Geography
- Location: Milton, Florida, United States

Organization
- Care system: Community Health Systems

Services
- Beds: 129

Links
- Website: www.srmcfl.com
- Lists: Hospitals in Florida

= Santa Rosa Medical Center =

Hospital in Milton, Florida, US

Santa Rosa Medical Center (SRMC) is an American 129-bed general hospital located in the small Florida city of Milton. SRMC is the primary provider of hospital-based healthcare services and emergency medicine in Santa Rosa County, Florida.
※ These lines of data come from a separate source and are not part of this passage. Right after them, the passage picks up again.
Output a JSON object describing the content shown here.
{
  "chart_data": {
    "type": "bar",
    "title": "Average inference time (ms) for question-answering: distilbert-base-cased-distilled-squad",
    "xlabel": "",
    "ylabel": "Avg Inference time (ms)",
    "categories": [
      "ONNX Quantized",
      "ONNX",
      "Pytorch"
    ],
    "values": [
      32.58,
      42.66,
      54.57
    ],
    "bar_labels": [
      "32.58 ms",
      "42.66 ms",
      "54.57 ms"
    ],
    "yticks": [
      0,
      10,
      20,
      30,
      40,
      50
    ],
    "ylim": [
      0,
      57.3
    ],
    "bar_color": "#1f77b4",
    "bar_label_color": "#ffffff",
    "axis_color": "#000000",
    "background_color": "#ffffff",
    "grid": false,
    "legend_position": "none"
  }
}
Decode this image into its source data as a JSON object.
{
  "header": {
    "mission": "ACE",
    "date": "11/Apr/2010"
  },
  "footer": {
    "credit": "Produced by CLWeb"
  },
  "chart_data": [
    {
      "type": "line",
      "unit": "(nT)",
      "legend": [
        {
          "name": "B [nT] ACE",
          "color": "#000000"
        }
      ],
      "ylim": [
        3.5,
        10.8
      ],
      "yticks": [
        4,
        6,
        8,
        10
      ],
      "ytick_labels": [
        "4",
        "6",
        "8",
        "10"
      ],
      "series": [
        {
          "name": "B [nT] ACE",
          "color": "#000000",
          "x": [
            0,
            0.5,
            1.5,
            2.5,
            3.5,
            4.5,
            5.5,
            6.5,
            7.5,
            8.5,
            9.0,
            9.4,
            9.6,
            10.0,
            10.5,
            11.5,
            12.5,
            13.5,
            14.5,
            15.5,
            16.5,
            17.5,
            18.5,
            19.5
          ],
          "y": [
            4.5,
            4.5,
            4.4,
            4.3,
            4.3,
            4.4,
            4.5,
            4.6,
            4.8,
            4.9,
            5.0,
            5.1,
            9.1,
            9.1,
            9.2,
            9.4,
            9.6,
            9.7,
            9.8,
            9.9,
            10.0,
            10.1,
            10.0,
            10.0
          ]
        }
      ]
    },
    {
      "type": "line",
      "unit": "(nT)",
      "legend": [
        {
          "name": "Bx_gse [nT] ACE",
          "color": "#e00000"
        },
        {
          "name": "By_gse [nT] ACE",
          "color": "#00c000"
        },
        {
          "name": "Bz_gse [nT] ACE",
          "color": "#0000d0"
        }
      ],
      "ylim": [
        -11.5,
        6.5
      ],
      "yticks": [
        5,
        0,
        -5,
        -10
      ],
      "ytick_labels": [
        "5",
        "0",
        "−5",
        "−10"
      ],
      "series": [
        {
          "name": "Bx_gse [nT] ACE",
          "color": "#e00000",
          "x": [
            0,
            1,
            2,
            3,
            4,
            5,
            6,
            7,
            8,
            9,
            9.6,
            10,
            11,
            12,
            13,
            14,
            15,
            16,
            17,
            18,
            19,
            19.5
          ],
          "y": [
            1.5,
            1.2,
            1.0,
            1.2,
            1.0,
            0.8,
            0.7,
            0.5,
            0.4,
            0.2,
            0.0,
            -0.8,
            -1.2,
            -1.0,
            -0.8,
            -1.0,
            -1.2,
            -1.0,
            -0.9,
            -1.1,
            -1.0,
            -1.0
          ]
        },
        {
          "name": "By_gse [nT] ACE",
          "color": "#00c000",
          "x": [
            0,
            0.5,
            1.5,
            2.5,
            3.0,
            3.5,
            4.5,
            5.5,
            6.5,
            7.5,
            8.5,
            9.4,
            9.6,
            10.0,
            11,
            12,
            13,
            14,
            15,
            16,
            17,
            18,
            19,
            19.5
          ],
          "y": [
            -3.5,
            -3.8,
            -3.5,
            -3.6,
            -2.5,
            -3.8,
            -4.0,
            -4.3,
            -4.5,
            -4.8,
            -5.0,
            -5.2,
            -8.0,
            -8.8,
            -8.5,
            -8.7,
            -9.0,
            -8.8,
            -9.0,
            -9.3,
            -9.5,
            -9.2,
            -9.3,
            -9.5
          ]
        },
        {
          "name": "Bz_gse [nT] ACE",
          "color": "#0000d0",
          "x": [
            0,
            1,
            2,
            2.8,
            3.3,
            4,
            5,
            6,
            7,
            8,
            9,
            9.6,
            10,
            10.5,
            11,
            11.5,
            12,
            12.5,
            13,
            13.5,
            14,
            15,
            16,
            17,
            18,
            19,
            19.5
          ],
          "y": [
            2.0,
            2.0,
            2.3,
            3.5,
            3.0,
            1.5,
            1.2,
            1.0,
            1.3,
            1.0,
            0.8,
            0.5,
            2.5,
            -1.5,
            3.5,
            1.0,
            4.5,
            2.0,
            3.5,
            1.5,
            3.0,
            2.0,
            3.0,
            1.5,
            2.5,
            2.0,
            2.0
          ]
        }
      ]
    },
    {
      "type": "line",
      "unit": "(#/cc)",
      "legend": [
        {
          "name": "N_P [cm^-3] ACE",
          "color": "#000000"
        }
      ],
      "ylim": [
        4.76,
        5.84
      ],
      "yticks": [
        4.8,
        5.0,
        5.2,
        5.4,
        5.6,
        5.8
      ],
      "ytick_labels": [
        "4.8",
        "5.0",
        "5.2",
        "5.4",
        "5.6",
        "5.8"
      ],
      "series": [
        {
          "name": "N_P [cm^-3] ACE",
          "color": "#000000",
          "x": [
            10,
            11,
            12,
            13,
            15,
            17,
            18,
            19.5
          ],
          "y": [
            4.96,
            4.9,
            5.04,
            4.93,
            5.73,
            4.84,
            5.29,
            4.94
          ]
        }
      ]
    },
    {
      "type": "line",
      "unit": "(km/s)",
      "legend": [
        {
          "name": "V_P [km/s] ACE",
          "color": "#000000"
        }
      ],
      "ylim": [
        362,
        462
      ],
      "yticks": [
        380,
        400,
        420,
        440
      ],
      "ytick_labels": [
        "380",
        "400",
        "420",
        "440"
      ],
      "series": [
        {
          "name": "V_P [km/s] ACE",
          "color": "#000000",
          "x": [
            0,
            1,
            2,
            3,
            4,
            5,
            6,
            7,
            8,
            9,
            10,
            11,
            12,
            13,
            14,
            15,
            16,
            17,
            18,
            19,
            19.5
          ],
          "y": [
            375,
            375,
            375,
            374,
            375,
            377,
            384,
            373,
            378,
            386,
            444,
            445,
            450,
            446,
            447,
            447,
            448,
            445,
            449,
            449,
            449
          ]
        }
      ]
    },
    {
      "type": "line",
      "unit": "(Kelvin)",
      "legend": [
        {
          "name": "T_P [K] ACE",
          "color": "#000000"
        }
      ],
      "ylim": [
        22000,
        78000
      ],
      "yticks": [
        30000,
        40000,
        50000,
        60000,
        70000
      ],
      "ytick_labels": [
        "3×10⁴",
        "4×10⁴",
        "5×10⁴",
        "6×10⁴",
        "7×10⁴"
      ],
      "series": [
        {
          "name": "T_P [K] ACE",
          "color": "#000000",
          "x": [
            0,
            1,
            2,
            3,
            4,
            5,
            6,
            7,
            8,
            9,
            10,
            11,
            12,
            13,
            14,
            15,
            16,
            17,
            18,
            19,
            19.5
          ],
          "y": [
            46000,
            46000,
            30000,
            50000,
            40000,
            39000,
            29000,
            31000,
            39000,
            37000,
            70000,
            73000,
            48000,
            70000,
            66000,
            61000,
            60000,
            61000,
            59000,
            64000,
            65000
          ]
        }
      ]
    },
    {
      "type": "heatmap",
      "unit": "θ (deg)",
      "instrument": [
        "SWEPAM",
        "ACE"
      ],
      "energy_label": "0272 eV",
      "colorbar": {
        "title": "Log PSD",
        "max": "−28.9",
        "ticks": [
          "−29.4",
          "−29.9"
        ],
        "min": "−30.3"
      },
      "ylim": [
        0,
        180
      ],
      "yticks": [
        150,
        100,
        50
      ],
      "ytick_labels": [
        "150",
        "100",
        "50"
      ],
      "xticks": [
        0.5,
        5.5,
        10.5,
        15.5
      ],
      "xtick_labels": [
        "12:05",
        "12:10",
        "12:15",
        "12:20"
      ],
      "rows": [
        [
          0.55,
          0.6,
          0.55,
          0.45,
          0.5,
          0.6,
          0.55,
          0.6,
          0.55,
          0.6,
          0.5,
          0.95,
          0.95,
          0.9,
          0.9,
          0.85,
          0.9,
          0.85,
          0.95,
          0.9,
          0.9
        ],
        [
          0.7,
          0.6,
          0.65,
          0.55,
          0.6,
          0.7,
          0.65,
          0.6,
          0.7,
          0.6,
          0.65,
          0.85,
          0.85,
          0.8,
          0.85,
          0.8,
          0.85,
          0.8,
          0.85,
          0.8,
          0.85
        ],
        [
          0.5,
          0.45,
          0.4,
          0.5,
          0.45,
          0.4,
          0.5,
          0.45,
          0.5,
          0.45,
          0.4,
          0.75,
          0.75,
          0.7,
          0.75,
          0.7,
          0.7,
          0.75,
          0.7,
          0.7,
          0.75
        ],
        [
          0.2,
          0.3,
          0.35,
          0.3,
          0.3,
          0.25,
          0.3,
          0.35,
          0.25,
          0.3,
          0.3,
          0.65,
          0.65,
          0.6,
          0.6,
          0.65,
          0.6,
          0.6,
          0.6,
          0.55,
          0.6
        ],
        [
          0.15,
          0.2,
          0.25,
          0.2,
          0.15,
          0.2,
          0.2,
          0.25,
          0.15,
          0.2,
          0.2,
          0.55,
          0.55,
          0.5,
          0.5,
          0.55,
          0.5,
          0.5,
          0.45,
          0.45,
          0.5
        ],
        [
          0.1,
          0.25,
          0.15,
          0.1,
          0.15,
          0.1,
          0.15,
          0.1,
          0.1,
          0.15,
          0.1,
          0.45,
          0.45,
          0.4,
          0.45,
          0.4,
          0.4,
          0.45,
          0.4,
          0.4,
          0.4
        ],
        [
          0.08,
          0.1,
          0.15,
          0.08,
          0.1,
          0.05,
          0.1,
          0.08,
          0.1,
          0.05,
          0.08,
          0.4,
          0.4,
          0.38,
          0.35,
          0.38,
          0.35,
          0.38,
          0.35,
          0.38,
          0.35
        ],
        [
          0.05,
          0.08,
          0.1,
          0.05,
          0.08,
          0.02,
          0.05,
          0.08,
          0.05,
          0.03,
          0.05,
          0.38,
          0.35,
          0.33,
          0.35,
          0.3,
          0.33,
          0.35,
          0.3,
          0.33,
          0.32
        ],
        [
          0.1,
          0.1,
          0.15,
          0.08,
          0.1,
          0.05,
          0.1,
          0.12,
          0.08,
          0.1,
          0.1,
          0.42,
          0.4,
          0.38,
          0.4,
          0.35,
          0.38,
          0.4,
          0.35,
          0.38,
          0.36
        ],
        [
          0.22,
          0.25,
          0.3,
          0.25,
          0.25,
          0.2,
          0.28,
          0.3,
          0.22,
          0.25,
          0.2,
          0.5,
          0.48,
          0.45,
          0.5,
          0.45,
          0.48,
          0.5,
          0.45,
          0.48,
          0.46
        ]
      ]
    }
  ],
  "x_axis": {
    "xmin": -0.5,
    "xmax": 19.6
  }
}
The main hospital campus is located at 6002 Berryhill Road, Milton, FL 32570. The facility is leased and managed by Community Health Systems (CHS), a large U.S. healthcare company based in Franklin, Tennessee.

SRMC, along with its affiliated health services facilities and clinics, is one of the largest employers in Santa Rosa County, employing nearly 700 staff and volunteers, over 200 physicians.

==History==
A group of Santa Rosa County citizens formed a County Hospital Board in 1951 which filed a Certificate of Organization for what would eventually become the Santa Rosa Medical Center. The initial hospital, known as Santa Rosa Hospital, was chartered as a non-profit hospital, to be operated and managed by the county. Construction began in mid-1951, and on December 2, 1952, the first patients were admitted. The hospital was located on Stewart Street in Milton. It was expanded in 1963 and again in 1966. According to the hospital's website, local growth and population needs were exceeding the capabilities of the 100-bed facility by 1970. The Santa Rosa Hospital Board of Directors and the Santa Rosa County Commissioners began drafting proposals for a new hospital on a new site.

The proposed 4-floor facility included over 100000 sqft of diagnostic and treatment space. Funding was acquired and construction began at the hospital's current Berryhill Road location in Milton. The new $4.5 million, 153-bed county-owned facility opened in December 1972 with approximately 300 employees. In 1985, the county leased the management of the hospital to the for-profit corporation, Hospital Corporation of America, Inc. and the name was changed to the Santa Rosa Medical Center. Since then, the several firms have leased and managed the facility. The facility has been managed by CHS, since the company purchased Health Management Associates, Inc. in 2013.

According to the hospital's website, the facility holds several accreditations and its employed physicians group, Santa Rosa Medical Group, offers multiple specialty care service lines, including: cardiology, urology, family medicine, obstetrics & gynecology, neurology, pulmonology, orthopedics, general surgery, allergy and ENT services.